Fundador das Casas Bahia aliciava crianças em troca de sexo

Vítimas relatam abusos cometido por empresários. Morto em 2014, ele mantinha uma rotina de exploração sexual de meninas entre 9 e 17 anos dentro da própria sede da Casas Bahia, além de imóveis de sua propriedade.

Por Alexandre Meireles 15/04/2021 - 21:57 hs

A história de vida do fundador da Casas Bahia, Samuel Klein, também conhecido como "rei do varejo" carrega um passado tenebroso, onde o mesmo usava seu poder como empresário para, supostamente, manter um esquema de aliciamento de crianças e adolescentes para a prática de exploração sexual. As informações são do portal IG.

O esquema, que durou cerca de duas décadas, acontecia dentro da sede da empresa, em São Caetano do Sul, além de outras lojas em Santos, São Vicente, Guarujá e Angra dos Reis. O filho do empresário, Saul Klein, também teria participação nos crimes. Ele é investigado por aliciamento e estupro de mais de 30 mulheres.

Uma das vítimas do suposto esquema falou sobre os abusos. Karina Lopes Carvalhal, hoje com 40 anos, relatou que ficou sabendo pela irmã, de 12 anos, que o empresário dava dinheiro e presentes a menores de idade que fossem à sede da empresa. Na época, ela tinha 9 anos e topou ir ao local para ganhar um tênis. “Eu não tinha um tênis pra pôr, usava o das minhas irmãs, meus dedos eram todos tortos", contou.

Ela ainda deu detalhes sobre a ida até a empresa. “Minha irmã tinha me dito: ‘Ká, não se assuste porque ele vai te dar um beijinho’. Mas ele me cumprimentou e já passou a mão nos meus peitos.
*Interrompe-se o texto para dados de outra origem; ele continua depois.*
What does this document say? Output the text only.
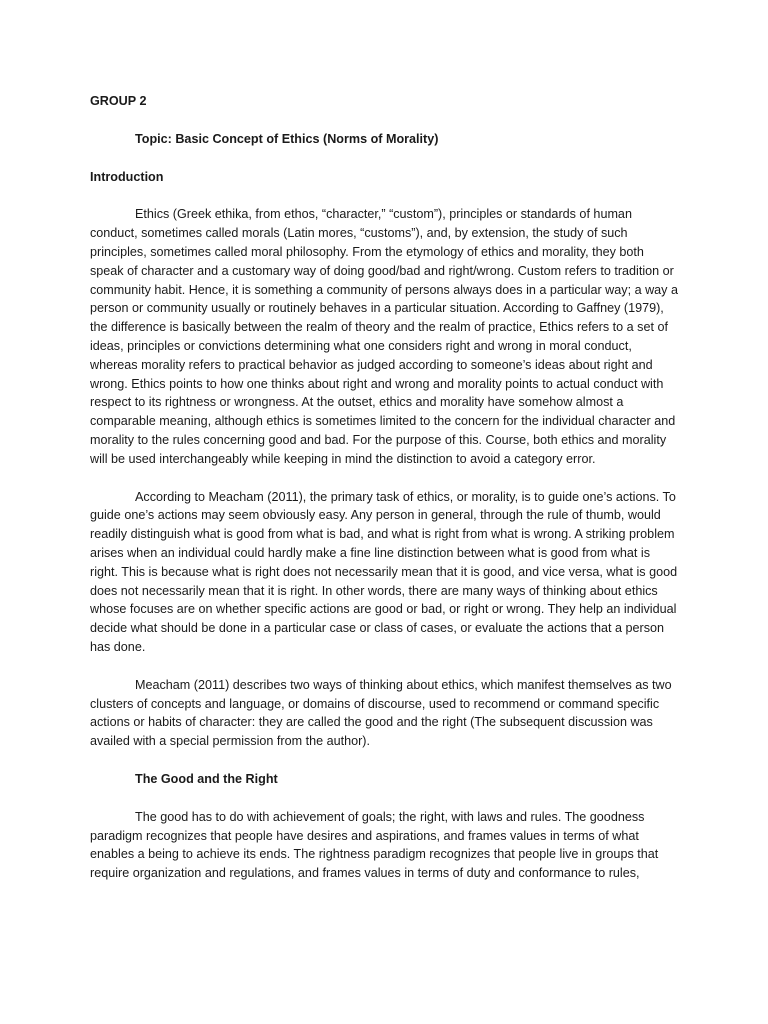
GROUP 2

Topic: Basic Concept of Ethics (Norms of Morality)

Introduction

Ethics (Greek ethika, from ethos, “character,” “custom”), principles or standards of human conduct, sometimes called morals (Latin mores, “customs”), and, by extension, the study of such principles, sometimes called moral philosophy. From the etymology of ethics and morality, they both speak of character and a customary way of doing good/bad and right/wrong. Custom refers to tradition or community habit. Hence, it is something a community of persons always does in a particular way; a way a person or community usually or routinely behaves in a particular situation. According to Gaffney (1979), the difference is basically between the realm of theory and the realm of practice, Ethics refers to a set of ideas, principles or convictions determining what one considers right and wrong in moral conduct, whereas morality refers to practical behavior as judged according to someone’s ideas about right and wrong. Ethics points to how one thinks about right and wrong and morality points to actual conduct with respect to its rightness or wrongness. At the outset, ethics and morality have somehow almost a comparable meaning, although ethics is sometimes limited to the concern for the individual character and morality to the rules concerning good and bad. For the purpose of this. Course, both ethics and morality will be used interchangeably while keeping in mind the distinction to avoid a category error.

According to Meacham (2011), the primary task of ethics, or morality, is to guide one’s actions. To guide one’s actions may seem obviously easy. Any person in general, through the rule of thumb, would readily distinguish what is good from what is bad, and what is right from what is wrong. A striking problem arises when an individual could hardly make a fine line distinction between what is good from what is right. This is because what is right does not necessarily mean that it is good, and vice versa, what is good does not necessarily mean that it is right. In other words, there are many ways of thinking about ethics whose focuses are on whether specific actions are good or bad, or right or wrong. They help an individual decide what should be done in a particular case or class of cases, or evaluate the actions that a person has done.

Meacham (2011) describes two ways of thinking about ethics, which manifest themselves as two clusters of concepts and language, or domains of discourse, used to recommend or command specific actions or habits of character: they are called the good and the right (The subsequent discussion was availed with a special permission from the author).

The Good and the Right

The good has to do with achievement of goals; the right, with laws and rules. The goodness paradigm recognizes that people have desires and aspirations, and frames values in terms of what enables a being to achieve its ends. The rightness paradigm recognizes that people live in groups that require organization and regulations, and frames values in terms of duty and conformance to rules,
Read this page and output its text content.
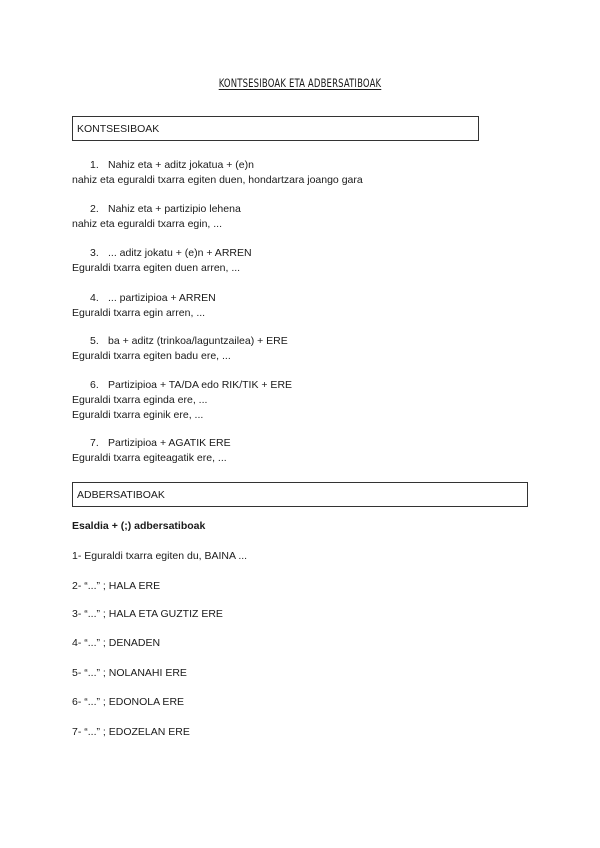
KONTSESIBOAK ETA ADBERSATIBOAK
KONTSESIBOAK
1. Nahiz eta + aditz jokatua + (e)n
nahiz eta eguraldi txarra egiten duen, hondartzara joango gara
2. Nahiz eta + partizipio lehena
nahiz eta eguraldi txarra egin, ...
3. ... aditz jokatu + (e)n + ARREN
Eguraldi txarra egiten duen arren, ...
4. ... partizipioa + ARREN
Eguraldi txarra egin arren, ...
5. ba + aditz (trinkoa/laguntzailea) + ERE
Eguraldi txarra egiten badu ere, ...
6. Partizipioa + TA/DA edo RIK/TIK + ERE
Eguraldi txarra eginda ere, ...
Eguraldi txarra eginik ere, ...
7. Partizipioa + AGATIK ERE
Eguraldi txarra egiteagatik ere, ...
ADBERSATIBOAK
Esaldia + (;) adbersatiboak
1- Eguraldi txarra egiten du, BAINA ...
2- “...” ; HALA ERE
3- “...” ; HALA ETA GUZTIZ ERE
4- “...” ; DENADEN
5- “...” ; NOLANAHI ERE
6- “...” ; EDONOLA ERE
7- “...” ; EDOZELAN ERE
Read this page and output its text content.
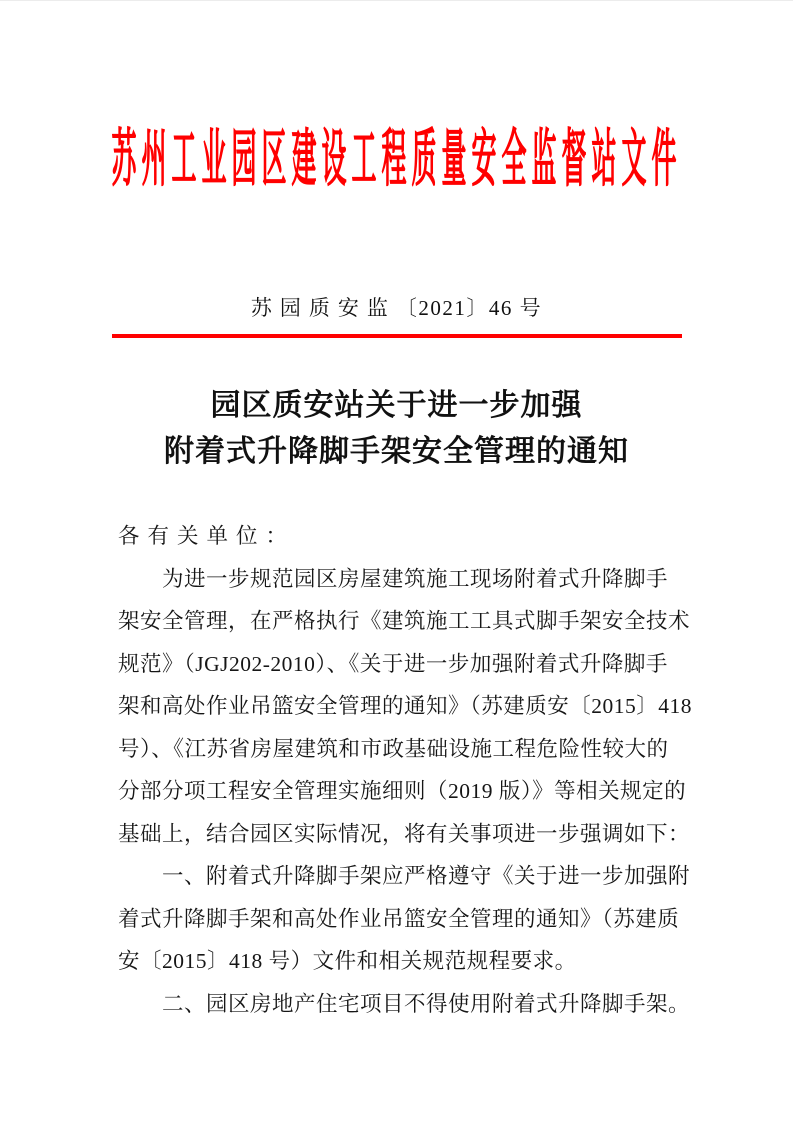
苏州工业园区建设工程质量安全监督站文件
苏园质安监〔2021〕46 号
园区质安站关于进一步加强
附着式升降脚手架安全管理的通知
各有关单位：
为进一步规范园区房屋建筑施工现场附着式升降脚手
架安全管理，在严格执行《建筑施工工具式脚手架安全技术
规范》（JGJ202-2010）、《关于进一步加强附着式升降脚手
架和高处作业吊篮安全管理的通知》（苏建质安〔2015〕418
号）、《江苏省房屋建筑和市政基础设施工程危险性较大的
分部分项工程安全管理实施细则（2019 版）》等相关规定的
基础上，结合园区实际情况，将有关事项进一步强调如下：
一、附着式升降脚手架应严格遵守《关于进一步加强附
着式升降脚手架和高处作业吊篮安全管理的通知》（苏建质
安〔2015〕418 号）文件和相关规范规程要求。
二、园区房地产住宅项目不得使用附着式升降脚手架。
Ele dizia: ‘Ah, que moça bonita. Muito linda’”, ela relembra. A mulher conta que recebeu uma quantia em dinheiro e um tênis da marca Bical.

“A gente ficava contente que tinha ganhado um tênis. Não tínhamos noção dessa situação de violência”, avalia Karina.

Quando retornou à empresa, ela diz que as situações de exploração sexual ganharam escala e se tornaram parte da rotina. "A segunda vez, ele já me levou pro quartinho", revelou. Ela ainda disse que o empresário tinha um quarto anexo ao escritório, onde havia uma cama hospitalar.

Karina não teria sido a única vítima do acusado. O empresário mantinha uma rotina de exploração sexual de meninas entre 9 e 17 anos dentro da própria sede da Casas Bahia, além de imóveis de sua propriedade.

Samuel morreu em 2014, mas o filho segue sendo investigado por, pelo o que tudo indica, seguir os mesmos passos do pai.